Govt urged to focus on economic issues at APEC
Adianto P.Simamora, The Jakarta Post, Jakarta
The government should take advantage of this week's Asia Pacific Economic Cooperation (APEC) gathering in Shanghai to help rebuild foreign investors' confidence in the ailing economy, economists said.
Sri Adiningsih of Gadjah Mada University said on Tuesday that the government should explain to the international community the various economic policies being taken to rehabilitate the economy, and measures to guarantee a stable security and political condition.
"The government should use this opportunity to explain its economic policies and the real situation in Indonesia to APEC members," Sri told The Jakarta Post.
Sri said that the APEC economies are both potential investors and markets for the Indonesian economy.
Top officials of the 21-member nations of APEC will meet on Oct. 20-21 in the industrial and trade center of China to further discuss efforts to speed up the trade and investment liberalization agenda agreed under the so-named Bogor goals.
The Bogor goals, named after the Indonesian hill resort where APEC leaders met in 1994, commit the 21 APEC economies to free trade and investment in the Asia Pacific region by 2010 for developed countries, and by 2020 for developing countries.

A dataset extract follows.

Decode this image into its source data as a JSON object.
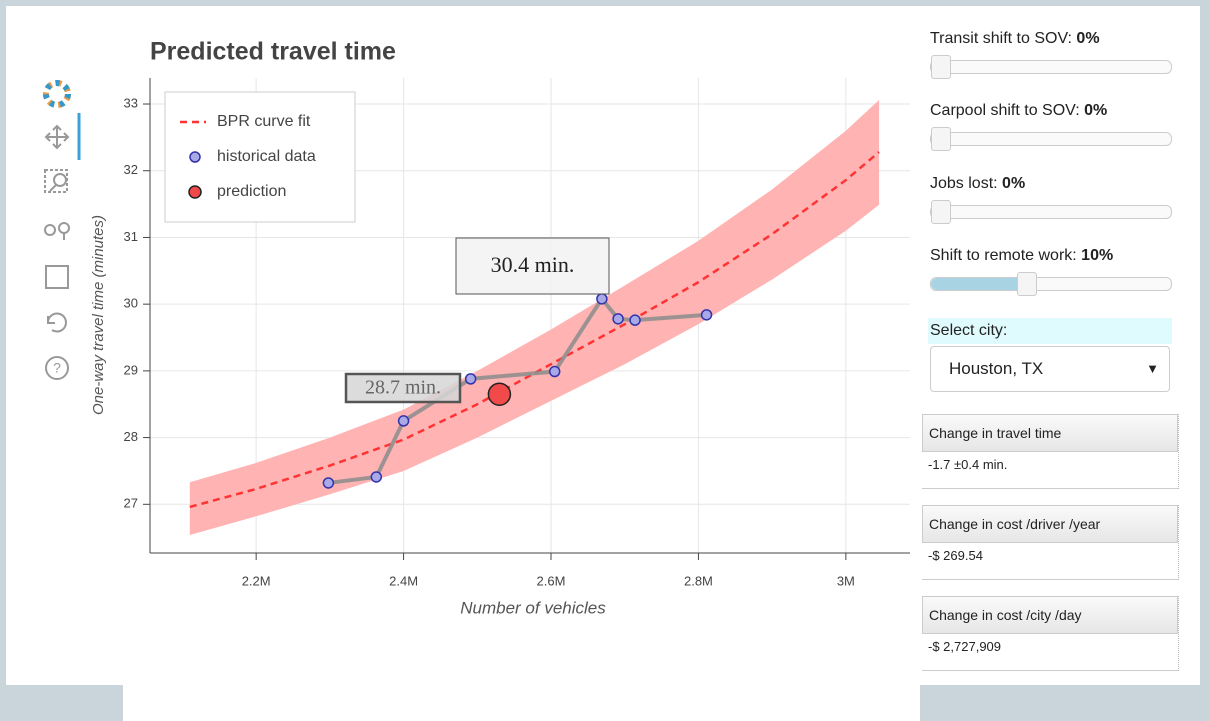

But there have been fears that the U.S. would try to drive the APEC leaders to be more focused on efforts to fight terrorism.
President Megawati Soekarnoputri will take part in this meeting.
"Indonesia needs international support to put the economy back on its feet again," Sri said.
Foreign investors have been discouraged from entering the country due to a combination of domestic security and economic problems.
The grim world economic outlook is also creating new uncertainty for the prospects of the country's economic recovery process.
While the government has forecast that the economy would grow by 3.5 percent this year and 4 percent next year, some analysts doubt this, as the world economic slump will hit hard the country's export sector.
But Finance Minister Boediono said on Tuesday that Indonesia's economy should be less vulnerable to the world economic slowdown as the country's non-oil and gas export products were basically lower valued-added products, such as agricultural commodities.
Boediono was also confident that domestic consumption would help the economy to grow by 4 percent next year, as targeted by the government.
Meanwhile, Pande Raja Silalahi, economist of the Centre for Strategic and International Studies (CSIS) expressed concern that the APEC gathering would be more focused on the political issue of the fight against global terrorism following the Sept.11 terrorist attacks on the U.S.
Pande called on the government to avoid being absorbed by sensitive political issues, and to focus its attention on the economic ones.